Elaine's story begins when Lancelot appeals to Elanie's father to help Lancelot enter a jousting tournament in disguise, so that he may win by skill rather than intimidation of his name. Her father agrees and lends Lancelot a plain white shield, leaving his own recognizable shield in the care of Elaine. While in the Astolat household, Elaine becomes enamoured of him and begs him to wear her token at the coming tournament, which Lancelot consents to.

Although Lancelot wins the tournament, he becomes injured and is taken to a hermit's cave in order to receive medical attention without revealing his identity. Elaine follows and nurses him back to health. She "loved him, with a love that was her doom" when Lancelot responds to her confession of love with an admission of only sisterly affection. Heartbroken, Elaine mourns for ten days while willing herself to die rather than have her love unrequited:

"Vain, in vain: it cannot be.
He will not love me: how then? must I die?
...O Love, if death be sweeter, let me die."

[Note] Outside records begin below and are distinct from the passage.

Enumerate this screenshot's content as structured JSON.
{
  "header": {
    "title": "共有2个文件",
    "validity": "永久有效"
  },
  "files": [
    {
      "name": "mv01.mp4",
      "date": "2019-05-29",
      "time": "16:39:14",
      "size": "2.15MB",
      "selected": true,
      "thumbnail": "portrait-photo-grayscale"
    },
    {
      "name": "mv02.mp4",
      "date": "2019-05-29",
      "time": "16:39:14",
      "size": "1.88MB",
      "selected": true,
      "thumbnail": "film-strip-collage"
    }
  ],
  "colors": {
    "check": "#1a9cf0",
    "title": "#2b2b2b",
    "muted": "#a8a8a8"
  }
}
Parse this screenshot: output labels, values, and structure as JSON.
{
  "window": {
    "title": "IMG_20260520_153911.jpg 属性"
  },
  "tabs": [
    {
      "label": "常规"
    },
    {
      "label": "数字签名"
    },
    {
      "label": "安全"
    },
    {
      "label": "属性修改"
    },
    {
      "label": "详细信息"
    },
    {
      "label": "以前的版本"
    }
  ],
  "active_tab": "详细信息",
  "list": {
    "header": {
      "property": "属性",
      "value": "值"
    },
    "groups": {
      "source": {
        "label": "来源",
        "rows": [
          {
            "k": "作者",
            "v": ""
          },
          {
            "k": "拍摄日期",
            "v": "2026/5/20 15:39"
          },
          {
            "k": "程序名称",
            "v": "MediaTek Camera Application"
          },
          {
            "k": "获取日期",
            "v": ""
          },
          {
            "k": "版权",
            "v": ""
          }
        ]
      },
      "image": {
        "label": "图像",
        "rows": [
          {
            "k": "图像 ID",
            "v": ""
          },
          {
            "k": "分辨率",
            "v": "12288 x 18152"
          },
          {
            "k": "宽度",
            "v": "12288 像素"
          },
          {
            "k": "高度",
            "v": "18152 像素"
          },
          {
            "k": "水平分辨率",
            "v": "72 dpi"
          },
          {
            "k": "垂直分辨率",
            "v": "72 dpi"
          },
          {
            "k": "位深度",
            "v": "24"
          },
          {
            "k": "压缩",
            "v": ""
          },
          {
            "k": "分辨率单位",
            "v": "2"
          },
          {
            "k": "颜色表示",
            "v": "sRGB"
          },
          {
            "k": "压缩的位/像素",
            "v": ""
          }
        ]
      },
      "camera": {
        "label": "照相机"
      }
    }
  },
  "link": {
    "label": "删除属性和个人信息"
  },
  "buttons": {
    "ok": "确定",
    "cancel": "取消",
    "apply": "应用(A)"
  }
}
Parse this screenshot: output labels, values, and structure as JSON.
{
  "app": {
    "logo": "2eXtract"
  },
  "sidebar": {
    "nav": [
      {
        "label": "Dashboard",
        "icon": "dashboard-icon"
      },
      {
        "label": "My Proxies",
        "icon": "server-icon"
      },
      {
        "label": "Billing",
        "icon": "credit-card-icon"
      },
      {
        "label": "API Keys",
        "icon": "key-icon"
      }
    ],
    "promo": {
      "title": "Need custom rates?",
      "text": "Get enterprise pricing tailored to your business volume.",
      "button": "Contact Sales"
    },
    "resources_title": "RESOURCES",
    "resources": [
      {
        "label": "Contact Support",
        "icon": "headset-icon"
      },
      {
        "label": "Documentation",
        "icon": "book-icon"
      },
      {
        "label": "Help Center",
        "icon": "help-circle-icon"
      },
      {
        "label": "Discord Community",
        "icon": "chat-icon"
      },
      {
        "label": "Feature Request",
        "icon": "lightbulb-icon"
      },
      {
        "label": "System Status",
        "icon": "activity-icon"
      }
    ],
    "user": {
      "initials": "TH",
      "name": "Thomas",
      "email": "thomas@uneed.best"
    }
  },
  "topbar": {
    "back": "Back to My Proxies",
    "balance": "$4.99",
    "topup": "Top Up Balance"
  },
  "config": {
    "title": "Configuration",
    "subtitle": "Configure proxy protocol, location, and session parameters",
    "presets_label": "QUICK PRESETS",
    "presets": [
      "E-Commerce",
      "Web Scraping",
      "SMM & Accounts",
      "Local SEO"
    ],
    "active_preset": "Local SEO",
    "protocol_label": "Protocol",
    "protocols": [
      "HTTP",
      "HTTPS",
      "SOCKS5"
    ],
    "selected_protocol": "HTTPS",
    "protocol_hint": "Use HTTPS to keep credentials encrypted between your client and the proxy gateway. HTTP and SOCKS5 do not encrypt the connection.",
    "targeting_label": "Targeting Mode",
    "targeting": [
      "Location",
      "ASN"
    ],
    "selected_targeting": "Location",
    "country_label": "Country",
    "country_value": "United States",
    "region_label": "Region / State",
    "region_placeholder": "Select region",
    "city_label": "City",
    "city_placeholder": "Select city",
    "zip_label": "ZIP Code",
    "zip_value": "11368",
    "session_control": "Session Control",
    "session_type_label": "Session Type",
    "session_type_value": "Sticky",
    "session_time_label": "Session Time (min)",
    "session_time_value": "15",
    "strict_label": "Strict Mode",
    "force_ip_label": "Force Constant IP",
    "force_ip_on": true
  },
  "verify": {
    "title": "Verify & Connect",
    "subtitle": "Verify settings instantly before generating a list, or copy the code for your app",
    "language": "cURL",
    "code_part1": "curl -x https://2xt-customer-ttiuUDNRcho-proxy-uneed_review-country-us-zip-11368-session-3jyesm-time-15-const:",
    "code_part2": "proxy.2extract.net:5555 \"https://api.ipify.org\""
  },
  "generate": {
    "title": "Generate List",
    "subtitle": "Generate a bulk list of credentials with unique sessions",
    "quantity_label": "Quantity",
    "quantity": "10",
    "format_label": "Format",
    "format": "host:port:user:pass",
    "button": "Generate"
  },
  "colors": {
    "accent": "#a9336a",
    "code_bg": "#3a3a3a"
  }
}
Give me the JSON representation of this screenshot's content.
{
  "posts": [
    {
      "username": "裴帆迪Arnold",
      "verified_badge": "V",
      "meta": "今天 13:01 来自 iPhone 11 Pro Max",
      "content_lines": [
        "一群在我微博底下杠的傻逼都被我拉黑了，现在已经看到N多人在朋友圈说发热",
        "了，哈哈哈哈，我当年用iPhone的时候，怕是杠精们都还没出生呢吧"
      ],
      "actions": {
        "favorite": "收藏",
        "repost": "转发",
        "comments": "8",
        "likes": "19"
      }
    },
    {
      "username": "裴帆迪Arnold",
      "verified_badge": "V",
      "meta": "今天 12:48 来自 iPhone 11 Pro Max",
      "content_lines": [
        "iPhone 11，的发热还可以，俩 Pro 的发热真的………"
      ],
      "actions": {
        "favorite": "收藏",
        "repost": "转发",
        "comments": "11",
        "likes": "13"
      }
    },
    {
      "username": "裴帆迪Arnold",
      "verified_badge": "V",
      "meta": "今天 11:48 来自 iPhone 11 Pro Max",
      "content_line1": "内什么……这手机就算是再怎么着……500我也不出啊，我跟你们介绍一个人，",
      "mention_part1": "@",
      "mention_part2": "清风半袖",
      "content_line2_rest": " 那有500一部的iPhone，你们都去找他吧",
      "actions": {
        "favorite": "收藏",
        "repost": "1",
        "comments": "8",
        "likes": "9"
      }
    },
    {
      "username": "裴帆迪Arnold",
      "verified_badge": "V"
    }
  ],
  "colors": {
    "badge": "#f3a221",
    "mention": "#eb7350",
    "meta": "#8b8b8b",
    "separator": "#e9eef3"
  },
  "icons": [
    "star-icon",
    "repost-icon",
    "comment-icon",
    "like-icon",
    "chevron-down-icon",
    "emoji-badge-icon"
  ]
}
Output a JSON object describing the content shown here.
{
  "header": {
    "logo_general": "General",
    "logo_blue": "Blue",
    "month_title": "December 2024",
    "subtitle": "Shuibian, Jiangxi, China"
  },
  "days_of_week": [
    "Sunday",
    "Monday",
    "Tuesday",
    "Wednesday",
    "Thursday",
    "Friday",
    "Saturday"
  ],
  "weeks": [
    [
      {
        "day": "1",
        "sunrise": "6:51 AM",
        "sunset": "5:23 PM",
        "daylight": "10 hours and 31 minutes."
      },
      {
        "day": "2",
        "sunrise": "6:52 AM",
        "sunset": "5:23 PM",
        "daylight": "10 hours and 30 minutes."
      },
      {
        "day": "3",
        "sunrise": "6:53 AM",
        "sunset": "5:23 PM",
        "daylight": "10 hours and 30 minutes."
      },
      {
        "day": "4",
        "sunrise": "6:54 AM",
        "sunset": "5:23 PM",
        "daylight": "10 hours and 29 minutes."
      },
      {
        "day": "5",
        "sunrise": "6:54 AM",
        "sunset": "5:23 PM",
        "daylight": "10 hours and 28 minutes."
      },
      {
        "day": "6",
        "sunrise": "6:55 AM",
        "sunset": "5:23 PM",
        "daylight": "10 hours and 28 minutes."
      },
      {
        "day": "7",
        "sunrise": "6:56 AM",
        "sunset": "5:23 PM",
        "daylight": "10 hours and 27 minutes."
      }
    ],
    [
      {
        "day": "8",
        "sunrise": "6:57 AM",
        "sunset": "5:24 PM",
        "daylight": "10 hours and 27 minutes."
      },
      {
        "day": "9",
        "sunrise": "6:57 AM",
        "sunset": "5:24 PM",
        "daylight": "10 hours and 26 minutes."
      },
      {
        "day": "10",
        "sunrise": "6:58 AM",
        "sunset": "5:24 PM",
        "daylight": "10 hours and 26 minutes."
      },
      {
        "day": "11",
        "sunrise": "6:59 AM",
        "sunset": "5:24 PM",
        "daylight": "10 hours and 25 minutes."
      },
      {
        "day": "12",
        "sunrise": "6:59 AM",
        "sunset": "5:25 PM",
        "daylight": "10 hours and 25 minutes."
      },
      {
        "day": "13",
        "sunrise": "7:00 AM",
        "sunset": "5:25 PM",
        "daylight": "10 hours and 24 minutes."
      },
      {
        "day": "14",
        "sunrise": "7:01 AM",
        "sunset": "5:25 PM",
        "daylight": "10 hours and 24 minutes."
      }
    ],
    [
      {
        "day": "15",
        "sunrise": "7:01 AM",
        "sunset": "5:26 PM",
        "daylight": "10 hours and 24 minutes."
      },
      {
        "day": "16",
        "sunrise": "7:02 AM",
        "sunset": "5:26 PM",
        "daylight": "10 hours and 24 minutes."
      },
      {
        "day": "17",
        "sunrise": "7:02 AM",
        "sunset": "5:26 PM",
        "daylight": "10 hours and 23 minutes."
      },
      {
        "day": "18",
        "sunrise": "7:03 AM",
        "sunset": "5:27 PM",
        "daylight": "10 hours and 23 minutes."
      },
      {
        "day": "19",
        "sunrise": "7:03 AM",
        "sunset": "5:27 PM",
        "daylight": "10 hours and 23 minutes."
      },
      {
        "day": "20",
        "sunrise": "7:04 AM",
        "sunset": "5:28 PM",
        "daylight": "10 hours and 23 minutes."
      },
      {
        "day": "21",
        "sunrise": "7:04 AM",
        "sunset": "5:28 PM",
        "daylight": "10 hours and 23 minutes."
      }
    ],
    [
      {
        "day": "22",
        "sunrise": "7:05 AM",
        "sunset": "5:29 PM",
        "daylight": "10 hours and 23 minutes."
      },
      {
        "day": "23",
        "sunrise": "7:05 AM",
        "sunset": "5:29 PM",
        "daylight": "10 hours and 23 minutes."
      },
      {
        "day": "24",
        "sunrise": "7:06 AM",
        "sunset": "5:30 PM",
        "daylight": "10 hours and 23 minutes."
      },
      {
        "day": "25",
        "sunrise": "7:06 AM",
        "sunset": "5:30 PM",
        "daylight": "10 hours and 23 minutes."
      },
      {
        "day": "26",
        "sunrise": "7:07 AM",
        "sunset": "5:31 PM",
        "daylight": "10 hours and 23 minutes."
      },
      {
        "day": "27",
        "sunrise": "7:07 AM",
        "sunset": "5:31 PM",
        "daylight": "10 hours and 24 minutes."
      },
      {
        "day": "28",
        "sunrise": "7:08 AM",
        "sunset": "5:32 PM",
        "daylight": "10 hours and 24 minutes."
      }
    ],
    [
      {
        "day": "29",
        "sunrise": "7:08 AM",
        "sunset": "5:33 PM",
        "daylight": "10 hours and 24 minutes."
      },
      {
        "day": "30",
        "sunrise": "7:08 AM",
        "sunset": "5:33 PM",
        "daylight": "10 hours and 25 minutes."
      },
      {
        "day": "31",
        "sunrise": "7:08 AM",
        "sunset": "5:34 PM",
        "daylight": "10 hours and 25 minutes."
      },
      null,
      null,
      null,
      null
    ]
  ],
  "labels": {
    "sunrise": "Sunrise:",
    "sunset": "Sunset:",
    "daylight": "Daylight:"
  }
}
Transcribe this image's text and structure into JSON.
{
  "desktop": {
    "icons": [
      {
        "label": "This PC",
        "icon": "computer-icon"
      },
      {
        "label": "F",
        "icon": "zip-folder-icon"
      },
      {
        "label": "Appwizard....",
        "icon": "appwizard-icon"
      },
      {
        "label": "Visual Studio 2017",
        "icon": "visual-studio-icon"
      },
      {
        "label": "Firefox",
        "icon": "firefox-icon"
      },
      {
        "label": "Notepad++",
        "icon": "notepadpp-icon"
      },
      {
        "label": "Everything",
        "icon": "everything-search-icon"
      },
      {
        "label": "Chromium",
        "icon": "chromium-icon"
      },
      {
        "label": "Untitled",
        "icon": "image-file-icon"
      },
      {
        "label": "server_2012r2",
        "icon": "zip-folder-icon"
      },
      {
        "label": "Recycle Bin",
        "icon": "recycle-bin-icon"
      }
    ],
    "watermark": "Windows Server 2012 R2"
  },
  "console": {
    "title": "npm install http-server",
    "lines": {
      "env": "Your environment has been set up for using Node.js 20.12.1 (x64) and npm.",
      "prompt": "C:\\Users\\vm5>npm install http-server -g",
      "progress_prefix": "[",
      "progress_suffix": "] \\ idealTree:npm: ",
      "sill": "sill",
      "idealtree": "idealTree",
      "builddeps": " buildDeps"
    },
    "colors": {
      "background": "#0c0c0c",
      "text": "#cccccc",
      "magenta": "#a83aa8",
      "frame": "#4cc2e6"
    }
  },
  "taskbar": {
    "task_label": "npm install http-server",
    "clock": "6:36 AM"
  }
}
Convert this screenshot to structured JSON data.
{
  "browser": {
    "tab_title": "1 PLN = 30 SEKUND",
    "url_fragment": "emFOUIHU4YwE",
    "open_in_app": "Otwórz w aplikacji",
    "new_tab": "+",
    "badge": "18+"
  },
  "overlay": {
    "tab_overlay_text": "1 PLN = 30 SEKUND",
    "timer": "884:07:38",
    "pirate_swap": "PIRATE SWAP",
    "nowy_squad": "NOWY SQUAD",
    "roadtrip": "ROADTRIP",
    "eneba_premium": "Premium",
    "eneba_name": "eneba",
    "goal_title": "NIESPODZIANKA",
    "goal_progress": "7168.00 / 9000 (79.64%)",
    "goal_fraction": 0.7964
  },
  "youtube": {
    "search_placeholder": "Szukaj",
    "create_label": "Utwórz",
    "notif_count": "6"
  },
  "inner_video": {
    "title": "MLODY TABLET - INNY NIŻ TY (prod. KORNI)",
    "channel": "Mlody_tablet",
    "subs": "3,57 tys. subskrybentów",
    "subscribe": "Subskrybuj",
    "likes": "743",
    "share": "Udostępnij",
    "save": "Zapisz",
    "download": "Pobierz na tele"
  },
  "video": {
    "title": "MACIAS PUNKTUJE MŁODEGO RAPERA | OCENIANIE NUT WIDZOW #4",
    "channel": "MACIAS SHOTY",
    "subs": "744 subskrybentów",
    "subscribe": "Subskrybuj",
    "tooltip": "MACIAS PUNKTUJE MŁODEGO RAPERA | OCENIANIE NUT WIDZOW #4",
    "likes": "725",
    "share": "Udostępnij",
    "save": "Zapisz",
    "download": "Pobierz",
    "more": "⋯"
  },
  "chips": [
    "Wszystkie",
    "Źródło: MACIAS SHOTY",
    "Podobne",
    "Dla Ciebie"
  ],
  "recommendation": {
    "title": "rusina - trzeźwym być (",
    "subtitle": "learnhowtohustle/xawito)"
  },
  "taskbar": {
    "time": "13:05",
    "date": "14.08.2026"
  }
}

Elaine leaves instructions for her father to send her body down the river to Camelot to King Arthur's court. Dressed richly as a queen for her final farewell, Elaine is laid on a small boat beneath an embroidered silk case she had made for Lancelot's shield, holding a lily in her hand for her namesake, and a letter to her beloved knight.

"...And that clear-featured face
Was lovely, for she did not seem as dead,
But fast asleep, and lay as though she smiled."

When she is found by the court, Lancelot is summoned and hears the contents of Elaine's letter, confessing her love:

"...I loved you, and my love had no return,
And therefore my true love has been my death.
...Pray for my soul and yield me burial.
Pray for my soul though too, Sir Lancelot,
As thou art a knight peerless."

Lancelot mourns her passing, and grants her a funeral fit for royalty.

Elaine's epic, tragic tale has been visited by many literary and visual artists over the centuries and was a well loved theme for the pre-raphelite era, portrayed as both Elaine and the Lady of Shalott. Illustrations of the maid have been depicted by many artists including Sophie Anderson, Toby Edward Rosenthal, and John William Waterhouse. In my version, I chose to focus on a close-up composition of Elaine, removing the distraction of detailed background elements. The muted, misty tones of soft grays and blues incur a feeling of quiet melancholy, reflecting the lily maid's despondency. The golden elements of the candles, hair, and gold coverlet surround the figure with the glowing warmth of her love for her knight, a reminder of the joys of love, amidst the sorrows.